A panel discussion at the Bled Strategic Forum on whether the EU is disintegrating following the UK’s decision on Brexit mostly agreed that the EU was not actually in a crisis, while it must refocus, deal with issues from a larger perspective and reconstruct its relationship with the UK.
Speaking at the panel “European Union: Integration vs. Disintegration”, H. E. Mr Lazăr Comănescu, Minister of Foreign Affairs of Romania, said that there was a loss of perspective of a broader picture.
Mr Comănescu argued that “we need to talk about development and international cooperation” and that the EU should “deal with big things in a big way”.
Mr Nikola Dimitrov, Distinguished Fellow at The Hague Institute for Global Justice, the Netherlands, does not see the EU being in a crisis, as it is still by far the most successful project of political cooperation in history.
Ms Reva Goujon, Vice President of Global Analysis at Stratford, US, agreed that the EU was not in a crisis, but warned that its focus on economics went too far.

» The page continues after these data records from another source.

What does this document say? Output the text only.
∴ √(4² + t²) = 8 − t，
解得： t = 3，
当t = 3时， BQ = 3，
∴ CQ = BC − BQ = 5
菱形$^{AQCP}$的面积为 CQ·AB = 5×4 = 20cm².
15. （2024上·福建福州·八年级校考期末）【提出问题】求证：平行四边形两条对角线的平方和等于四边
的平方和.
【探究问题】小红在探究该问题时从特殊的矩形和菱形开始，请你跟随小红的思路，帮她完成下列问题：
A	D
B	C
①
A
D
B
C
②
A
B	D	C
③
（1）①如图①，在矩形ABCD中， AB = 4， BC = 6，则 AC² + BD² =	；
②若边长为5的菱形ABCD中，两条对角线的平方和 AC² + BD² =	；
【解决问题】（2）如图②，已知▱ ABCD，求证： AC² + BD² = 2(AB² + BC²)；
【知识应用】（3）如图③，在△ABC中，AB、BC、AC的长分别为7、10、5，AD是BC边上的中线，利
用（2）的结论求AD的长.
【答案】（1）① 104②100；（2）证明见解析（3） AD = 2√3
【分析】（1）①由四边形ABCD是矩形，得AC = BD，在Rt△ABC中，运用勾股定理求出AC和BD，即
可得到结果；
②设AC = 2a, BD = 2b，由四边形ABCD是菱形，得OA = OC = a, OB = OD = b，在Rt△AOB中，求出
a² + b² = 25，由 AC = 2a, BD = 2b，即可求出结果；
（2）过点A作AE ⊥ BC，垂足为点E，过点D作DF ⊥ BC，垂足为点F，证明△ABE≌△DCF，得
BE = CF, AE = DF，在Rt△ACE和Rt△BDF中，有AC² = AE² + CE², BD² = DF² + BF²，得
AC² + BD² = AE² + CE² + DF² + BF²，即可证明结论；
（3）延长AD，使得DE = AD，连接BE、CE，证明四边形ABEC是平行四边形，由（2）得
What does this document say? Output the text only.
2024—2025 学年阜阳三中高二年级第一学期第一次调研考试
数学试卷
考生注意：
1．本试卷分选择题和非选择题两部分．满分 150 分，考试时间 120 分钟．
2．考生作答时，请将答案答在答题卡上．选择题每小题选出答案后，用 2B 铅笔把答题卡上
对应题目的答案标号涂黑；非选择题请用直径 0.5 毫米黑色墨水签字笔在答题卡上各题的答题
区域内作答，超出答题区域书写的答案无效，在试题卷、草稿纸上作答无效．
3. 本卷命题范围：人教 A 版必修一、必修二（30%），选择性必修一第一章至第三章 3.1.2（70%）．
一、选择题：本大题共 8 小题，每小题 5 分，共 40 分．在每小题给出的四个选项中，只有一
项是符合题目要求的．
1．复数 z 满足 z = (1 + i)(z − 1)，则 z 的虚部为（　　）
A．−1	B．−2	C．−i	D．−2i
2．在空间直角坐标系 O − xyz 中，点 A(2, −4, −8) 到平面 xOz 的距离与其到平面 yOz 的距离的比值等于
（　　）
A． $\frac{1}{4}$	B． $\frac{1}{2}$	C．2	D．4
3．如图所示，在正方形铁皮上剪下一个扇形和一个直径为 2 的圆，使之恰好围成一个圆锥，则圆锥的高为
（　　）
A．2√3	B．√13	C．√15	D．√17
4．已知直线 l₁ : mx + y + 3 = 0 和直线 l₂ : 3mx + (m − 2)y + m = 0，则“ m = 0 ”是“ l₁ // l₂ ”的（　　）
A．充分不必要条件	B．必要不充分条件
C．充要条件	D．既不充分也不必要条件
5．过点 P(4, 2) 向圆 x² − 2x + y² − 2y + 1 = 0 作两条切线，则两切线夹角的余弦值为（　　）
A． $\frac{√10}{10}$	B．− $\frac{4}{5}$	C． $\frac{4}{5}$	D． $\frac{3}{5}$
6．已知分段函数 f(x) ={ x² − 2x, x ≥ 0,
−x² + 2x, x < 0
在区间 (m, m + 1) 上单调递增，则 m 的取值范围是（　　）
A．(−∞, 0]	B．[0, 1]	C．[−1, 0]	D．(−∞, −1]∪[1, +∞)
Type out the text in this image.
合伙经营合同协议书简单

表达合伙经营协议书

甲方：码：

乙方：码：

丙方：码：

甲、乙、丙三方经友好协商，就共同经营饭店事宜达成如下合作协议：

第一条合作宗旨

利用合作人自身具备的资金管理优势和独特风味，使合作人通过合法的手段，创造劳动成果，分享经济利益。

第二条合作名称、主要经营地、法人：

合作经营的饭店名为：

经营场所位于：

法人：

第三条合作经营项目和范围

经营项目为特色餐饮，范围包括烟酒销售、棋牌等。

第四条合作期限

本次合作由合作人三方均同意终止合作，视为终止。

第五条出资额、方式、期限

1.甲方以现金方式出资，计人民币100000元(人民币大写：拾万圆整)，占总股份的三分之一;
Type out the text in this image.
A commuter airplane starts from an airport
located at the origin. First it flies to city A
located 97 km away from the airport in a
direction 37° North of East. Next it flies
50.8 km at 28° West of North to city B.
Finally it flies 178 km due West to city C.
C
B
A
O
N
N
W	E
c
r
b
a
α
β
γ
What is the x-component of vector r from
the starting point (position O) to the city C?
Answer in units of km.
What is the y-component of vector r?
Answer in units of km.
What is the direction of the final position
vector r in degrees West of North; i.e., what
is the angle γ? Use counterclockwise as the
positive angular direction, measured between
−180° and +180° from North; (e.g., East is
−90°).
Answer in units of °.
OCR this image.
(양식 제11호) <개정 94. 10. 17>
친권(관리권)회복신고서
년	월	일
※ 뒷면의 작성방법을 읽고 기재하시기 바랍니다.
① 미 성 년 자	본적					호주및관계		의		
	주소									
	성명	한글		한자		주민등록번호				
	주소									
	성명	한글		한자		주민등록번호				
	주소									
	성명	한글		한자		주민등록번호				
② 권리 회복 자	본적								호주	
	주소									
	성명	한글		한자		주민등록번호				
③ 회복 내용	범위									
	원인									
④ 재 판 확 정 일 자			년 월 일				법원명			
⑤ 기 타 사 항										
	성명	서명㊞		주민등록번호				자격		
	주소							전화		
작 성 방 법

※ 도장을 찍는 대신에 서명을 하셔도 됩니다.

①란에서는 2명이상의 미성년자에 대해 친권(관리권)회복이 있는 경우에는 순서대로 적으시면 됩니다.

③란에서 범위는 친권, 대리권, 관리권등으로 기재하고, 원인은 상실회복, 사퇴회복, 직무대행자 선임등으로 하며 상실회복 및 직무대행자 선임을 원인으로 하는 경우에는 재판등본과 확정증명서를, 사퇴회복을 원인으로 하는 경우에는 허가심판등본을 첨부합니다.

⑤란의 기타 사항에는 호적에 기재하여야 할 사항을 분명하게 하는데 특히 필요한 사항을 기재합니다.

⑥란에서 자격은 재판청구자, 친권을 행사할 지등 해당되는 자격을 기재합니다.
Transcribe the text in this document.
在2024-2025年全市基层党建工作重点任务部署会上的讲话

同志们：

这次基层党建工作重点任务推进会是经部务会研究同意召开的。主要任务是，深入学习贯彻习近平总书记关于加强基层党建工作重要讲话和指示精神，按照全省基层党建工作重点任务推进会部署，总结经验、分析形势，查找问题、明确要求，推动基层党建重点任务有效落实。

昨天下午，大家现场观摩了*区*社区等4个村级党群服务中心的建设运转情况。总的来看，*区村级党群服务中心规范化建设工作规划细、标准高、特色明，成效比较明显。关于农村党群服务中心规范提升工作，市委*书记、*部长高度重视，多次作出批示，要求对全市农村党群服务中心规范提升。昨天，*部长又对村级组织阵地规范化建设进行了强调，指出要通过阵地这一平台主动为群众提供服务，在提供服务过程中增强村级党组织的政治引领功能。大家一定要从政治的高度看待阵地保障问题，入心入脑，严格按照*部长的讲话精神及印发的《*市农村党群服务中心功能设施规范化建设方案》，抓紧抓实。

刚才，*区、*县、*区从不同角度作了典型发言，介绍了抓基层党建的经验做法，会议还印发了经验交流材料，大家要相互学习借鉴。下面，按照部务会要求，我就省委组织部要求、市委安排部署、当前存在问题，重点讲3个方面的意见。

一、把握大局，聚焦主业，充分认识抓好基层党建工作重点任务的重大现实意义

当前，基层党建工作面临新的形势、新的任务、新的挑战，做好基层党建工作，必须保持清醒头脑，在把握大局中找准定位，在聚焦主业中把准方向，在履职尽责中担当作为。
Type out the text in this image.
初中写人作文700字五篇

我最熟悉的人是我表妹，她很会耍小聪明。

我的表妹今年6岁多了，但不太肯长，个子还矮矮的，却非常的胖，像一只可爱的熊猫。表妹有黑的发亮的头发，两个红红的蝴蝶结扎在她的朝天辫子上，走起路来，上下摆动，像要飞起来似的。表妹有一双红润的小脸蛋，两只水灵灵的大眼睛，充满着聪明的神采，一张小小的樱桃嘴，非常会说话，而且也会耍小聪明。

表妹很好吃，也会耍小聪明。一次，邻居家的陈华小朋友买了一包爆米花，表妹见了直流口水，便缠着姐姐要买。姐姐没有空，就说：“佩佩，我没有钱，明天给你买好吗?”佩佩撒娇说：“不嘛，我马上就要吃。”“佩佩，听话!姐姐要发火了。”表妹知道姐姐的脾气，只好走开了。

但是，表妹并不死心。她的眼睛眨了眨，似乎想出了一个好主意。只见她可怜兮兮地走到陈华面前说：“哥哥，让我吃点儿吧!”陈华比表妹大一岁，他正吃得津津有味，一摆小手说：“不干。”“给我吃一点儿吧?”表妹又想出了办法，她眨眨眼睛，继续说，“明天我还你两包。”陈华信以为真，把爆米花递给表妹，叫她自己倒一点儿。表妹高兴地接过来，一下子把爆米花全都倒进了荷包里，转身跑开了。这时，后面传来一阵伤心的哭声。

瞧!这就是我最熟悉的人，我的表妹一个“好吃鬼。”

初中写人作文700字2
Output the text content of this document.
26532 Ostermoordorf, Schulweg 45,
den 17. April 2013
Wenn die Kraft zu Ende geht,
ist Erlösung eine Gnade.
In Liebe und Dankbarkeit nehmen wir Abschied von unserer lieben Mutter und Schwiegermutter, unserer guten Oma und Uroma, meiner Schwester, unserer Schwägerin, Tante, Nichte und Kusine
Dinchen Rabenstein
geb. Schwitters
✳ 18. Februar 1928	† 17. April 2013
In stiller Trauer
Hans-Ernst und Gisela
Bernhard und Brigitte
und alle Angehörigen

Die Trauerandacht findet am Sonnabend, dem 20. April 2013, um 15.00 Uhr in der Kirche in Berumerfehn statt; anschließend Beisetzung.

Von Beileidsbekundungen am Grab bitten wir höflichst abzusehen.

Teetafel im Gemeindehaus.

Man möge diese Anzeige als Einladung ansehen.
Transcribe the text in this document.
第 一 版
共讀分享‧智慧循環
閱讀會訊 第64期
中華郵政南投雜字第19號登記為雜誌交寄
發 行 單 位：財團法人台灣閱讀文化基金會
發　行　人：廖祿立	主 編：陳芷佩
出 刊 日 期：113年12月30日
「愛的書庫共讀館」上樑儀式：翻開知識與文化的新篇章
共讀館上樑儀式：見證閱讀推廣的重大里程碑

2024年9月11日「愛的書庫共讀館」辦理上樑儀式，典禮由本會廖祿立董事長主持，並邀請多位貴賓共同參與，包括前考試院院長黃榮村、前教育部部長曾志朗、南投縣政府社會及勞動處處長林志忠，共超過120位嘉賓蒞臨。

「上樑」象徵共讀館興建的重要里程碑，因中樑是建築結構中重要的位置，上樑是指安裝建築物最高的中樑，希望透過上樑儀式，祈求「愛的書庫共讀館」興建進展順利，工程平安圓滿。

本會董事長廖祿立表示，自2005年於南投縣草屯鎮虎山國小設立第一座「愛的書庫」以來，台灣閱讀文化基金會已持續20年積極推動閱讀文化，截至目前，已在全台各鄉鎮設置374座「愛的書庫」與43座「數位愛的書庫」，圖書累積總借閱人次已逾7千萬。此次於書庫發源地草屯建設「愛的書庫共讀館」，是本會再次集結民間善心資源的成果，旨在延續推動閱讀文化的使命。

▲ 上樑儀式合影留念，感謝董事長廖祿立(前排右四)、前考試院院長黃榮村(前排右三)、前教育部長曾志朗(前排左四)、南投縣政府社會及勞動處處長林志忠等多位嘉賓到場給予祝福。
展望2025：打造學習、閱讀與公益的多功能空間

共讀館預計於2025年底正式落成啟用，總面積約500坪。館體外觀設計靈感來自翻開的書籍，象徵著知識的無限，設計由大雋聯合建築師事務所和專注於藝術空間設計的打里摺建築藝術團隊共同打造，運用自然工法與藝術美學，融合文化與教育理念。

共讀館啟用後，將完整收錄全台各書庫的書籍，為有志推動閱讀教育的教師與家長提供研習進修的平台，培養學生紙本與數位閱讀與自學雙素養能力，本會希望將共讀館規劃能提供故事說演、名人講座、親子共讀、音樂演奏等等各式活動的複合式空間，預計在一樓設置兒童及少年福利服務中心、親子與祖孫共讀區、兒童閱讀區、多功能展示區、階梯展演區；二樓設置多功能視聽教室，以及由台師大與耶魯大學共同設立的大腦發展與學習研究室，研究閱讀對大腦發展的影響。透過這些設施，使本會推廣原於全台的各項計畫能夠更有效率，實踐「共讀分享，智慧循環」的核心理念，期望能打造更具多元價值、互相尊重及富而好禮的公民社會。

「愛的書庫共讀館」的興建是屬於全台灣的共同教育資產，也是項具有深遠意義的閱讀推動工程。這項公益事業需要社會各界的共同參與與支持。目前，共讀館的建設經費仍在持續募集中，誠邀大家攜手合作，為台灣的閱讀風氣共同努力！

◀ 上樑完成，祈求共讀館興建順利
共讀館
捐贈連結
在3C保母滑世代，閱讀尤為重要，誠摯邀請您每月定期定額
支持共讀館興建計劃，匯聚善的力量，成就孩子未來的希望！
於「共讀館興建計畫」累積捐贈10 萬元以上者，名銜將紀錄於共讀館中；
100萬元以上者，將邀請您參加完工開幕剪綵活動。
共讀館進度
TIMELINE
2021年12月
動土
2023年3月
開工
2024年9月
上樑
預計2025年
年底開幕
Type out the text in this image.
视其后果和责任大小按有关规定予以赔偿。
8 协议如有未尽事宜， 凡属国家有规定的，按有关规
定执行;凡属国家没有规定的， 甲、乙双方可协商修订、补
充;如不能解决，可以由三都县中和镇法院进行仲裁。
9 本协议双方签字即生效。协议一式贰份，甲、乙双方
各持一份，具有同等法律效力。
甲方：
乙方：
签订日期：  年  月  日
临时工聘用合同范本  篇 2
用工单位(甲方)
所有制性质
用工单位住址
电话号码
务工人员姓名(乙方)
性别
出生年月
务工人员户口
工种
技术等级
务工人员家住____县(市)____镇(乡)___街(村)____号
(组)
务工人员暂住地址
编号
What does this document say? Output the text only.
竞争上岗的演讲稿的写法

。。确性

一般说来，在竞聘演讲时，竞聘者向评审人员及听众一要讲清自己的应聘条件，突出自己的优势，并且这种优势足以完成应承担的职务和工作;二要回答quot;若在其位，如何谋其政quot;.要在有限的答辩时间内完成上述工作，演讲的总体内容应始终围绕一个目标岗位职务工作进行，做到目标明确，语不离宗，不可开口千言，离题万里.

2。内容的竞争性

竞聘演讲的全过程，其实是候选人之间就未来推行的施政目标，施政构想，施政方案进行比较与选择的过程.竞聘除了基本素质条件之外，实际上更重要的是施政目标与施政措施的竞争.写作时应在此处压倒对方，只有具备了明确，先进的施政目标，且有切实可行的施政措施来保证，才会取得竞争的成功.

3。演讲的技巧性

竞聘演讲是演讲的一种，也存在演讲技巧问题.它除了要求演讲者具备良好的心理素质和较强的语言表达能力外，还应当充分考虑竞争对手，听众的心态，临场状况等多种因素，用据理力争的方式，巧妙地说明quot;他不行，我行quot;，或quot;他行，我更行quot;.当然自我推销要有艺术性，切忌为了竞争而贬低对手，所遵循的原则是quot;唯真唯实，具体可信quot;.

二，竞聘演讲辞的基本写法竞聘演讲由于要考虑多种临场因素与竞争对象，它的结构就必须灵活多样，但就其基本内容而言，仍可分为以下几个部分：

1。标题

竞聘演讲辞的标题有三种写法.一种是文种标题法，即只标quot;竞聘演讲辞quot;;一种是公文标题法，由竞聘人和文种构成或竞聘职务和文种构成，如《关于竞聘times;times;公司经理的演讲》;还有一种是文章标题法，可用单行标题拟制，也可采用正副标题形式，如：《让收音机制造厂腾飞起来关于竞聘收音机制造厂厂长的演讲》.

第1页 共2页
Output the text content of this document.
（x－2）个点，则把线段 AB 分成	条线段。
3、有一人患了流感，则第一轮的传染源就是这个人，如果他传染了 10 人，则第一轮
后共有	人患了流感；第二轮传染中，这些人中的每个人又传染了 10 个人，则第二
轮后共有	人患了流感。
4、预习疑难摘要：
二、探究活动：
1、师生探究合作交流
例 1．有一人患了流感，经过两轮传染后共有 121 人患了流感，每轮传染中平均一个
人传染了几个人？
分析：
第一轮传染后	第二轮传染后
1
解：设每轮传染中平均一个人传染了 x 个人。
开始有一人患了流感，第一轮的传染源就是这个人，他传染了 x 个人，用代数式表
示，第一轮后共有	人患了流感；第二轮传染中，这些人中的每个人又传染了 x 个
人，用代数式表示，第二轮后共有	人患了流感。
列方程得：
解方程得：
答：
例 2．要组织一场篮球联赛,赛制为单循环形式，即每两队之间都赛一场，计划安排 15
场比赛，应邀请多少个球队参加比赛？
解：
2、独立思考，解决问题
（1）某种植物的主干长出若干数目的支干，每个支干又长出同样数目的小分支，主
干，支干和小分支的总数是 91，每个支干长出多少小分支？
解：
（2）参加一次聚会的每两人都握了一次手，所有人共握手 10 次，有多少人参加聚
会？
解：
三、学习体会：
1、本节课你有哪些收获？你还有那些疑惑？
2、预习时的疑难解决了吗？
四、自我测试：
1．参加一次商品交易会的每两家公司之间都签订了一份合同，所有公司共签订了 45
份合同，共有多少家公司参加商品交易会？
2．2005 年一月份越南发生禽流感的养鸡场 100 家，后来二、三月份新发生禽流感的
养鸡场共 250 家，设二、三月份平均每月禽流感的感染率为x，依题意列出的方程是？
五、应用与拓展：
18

Ms Goujon said that there was a “fault line” in the EU between Germany and France, with the latter representing the south, adding that addressing that issue was very important for the future.
Mr Vijay Rangarajan, Europe Director in the Foreign and Commonwealth Office, UK, argued that Brexit was not really a crisis. The UK is not leaving Europe, but it is constructing a new relationship with the EU, he added.
His view was shared by Dr Sabina Lange, Senior Associate Analyst at the European Union Institute for Security Studies, who said that the Brexit forced “us to think of new possibilities”.
According to Dr Lange, like-minded countries might seek joint interests, but the EU will survive as “we have lived through a succession of crises, including those with a security dimension”.
Mr Harlem Désir, Minister of State for European Affairs at the French Ministry of Foreign Affairs and International Development, said that the EU should focus on peace, stability, prosperity and social justice, otherwise its integrity would be at stake.
Wondering what is “the glue for the EU”, Mr Nikolaos Xydakis, Greece’s Alternate Minister for Foreign Affairs, said that the EU was about peace, stability and social justice, arguing that Europe needed to be more socially-oriented.
Dr Žiga Turk, Professor at the University of Ljubljana, Slovenia, meanwhile wondered what the EU actually was, saying that it could not be based on things like human rights or a fight against climate change.
“It is not enough to build a viable state”, said Dr Turk, stressing that it was understandable that a majority of people build their communities based on instinct.